(Reuters) - A 10-year-old Pennsylvania girl with cystic fibrosis who sparked a national debate about child access to organ donations that led to two lung transplant operations was in recovery on Tuesday after surgery to repair her diaphragm, her family said.
Sarah Murnaghan had been left off an adult transplant list because of an age restriction and became eligible only after a judge’s order. She had her first lung transplant on June 12, but complications forced a second transplant within days.
On Tuesday, she underwent surgery on her diaphragm, her mother, Janet Ruddock Murnaghan, said in a Facebook posting. The surgery was intended to make it easier for her new lungs to expand.
“Sarah is still mostly sedated, waking periodically in pain, so aggressive pain management is underway,” Murnaghan said.

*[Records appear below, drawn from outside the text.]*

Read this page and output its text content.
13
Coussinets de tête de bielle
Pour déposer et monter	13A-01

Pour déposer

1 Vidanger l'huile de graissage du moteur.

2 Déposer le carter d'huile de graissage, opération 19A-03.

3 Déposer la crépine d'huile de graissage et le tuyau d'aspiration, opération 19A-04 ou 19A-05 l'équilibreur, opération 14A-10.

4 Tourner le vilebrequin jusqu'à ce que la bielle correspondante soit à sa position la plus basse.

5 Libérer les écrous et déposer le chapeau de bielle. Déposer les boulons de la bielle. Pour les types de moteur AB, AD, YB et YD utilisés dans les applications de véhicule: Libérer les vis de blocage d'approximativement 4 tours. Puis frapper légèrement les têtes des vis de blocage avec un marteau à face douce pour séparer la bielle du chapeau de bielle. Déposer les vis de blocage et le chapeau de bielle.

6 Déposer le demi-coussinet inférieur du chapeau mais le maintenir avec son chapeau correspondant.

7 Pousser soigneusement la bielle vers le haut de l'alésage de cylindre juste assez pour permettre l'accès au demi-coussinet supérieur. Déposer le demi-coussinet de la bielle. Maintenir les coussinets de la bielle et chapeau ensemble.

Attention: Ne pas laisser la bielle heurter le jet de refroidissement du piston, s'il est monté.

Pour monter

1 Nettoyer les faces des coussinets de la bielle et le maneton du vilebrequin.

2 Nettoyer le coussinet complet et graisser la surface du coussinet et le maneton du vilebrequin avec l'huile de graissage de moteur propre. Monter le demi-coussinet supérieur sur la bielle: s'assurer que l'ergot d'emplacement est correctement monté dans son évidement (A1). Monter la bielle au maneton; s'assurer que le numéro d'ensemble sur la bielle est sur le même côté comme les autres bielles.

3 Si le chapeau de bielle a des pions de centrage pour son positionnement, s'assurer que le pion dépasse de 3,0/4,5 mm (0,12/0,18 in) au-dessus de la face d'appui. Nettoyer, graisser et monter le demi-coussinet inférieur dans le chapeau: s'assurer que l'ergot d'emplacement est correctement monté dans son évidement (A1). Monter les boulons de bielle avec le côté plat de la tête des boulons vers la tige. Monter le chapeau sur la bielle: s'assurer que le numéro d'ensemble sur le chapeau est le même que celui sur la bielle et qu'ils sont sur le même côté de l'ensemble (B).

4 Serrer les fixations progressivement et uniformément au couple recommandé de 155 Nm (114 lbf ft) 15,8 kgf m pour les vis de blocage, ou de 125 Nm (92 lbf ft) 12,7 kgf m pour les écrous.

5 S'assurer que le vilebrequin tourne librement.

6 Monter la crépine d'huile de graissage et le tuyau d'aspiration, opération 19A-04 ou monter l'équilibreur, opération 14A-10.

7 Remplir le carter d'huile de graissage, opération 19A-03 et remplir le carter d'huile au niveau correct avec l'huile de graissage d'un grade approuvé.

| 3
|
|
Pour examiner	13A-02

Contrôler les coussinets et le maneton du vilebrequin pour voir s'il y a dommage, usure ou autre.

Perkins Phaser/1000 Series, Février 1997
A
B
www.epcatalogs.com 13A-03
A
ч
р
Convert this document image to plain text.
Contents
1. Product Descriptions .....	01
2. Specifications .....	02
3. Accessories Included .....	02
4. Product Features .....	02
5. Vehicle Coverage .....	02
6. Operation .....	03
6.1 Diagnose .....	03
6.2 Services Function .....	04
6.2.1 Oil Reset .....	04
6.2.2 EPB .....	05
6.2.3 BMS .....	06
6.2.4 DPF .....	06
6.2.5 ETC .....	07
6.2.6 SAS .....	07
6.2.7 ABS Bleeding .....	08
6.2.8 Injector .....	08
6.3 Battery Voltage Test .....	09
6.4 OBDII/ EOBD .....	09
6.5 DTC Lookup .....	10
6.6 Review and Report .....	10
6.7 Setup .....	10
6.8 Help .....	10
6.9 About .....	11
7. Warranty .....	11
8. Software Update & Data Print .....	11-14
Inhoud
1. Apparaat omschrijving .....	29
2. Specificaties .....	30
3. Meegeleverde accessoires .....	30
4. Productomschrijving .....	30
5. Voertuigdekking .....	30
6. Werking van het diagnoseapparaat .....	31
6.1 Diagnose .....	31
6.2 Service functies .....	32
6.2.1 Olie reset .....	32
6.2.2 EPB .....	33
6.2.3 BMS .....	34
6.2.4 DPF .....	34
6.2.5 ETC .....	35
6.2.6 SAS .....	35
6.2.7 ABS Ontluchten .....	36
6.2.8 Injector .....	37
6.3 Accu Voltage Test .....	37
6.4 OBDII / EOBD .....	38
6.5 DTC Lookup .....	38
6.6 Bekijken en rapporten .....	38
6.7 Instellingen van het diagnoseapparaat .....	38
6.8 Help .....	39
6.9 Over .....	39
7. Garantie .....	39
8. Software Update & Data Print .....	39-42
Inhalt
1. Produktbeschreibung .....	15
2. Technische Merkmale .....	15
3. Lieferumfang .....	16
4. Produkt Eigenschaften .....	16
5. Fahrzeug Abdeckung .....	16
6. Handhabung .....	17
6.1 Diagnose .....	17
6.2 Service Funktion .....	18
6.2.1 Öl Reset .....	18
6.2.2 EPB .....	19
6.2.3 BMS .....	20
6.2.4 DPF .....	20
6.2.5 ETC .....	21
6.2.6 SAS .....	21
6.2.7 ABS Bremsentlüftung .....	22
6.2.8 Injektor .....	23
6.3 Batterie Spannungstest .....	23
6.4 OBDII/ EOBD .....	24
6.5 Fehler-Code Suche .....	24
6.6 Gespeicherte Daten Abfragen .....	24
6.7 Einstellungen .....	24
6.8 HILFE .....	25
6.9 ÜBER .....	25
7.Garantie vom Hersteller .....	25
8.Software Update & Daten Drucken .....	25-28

Murnaghan said doctors would begin to slowly wean Sarah from a ventilator on Wednesday and they expected to know by next week whether her muscles are strong enough for her to breathe on her own when they remove the breathing tube, or if she will need a temporary tracheostomy while her muscles strengthen.
The family, which lives in a Philadelphia suburb, sued to stop the U.S. Department of Health and Human Services from enforcing a policy that prevents children under 12 from receiving adult lung transplants, no matter how ill they are.
People with cystic fibrosis, or CF, have an average life span of about 30 years, according to the U.S. Centers for Disease Control and Prevention.
CF is an inherited disease of the mucus glands that primarily affects the respiratory and digestive systems.